Generally sync() is recommended only when accessing ZooKeeper service from multiple clients. If only one ZooKeeper client is performing the update operation it is not required to call syncup after the connection re-establishment. For example, zkclient connected to ZK1 and successfully created a znode. Now, assume zkclient got disconnected and successfully reconnected to ZK2 the client zkclient will see the same znode in this server also. I agree with Tsuyoshi Ozawa's comments about sync()
FYI: sync() call is a costly operation, internally this will force the connected server to sync up the data from the Leader ZK server. Probably in your logic after creating the new ZooKeeper connection it can do a sync() call before performing any operation.
It looks exhaust, but it's not: reconnection to other ZooKeeper servers are done at ClientCnxn#startConnect in a main thread of ZooKeeper's client. Please note that a session is not equal to a connection in ZooKeeper. What we can do it to retry with current zookeeper client. I also noticed that we shouldn't create new session when SESSIONMOVED occurs.
IMHO it is fine not to recreate a connection on SESSIONMOVED. If someone uses saved sessionid and uses the constructor new ZooKeeper(connectString, sessionTimeout, watcher, sessionId, sessionPasswd), it may give unexpected result. I hope you are not using this one in YARN.

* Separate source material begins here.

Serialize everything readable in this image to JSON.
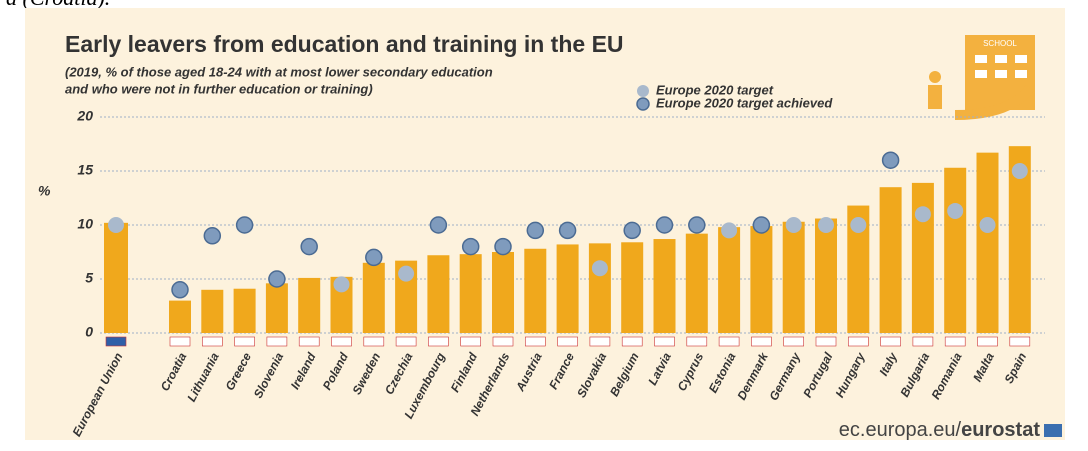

Coming to the patch: By definition, CONNECTIONLOSS also means that we should recreate the connection?
Not required to create a new zkclient connection on errors except SESSIONEXPIRED. Because zkclient internally does connection retries to all the servers that are passed in the ZooKeeper constructor. I have one suggestion, after creating new ZooKeeper connection it can do a sync() call before performing any operation. This way will ensure consistency of data I feel.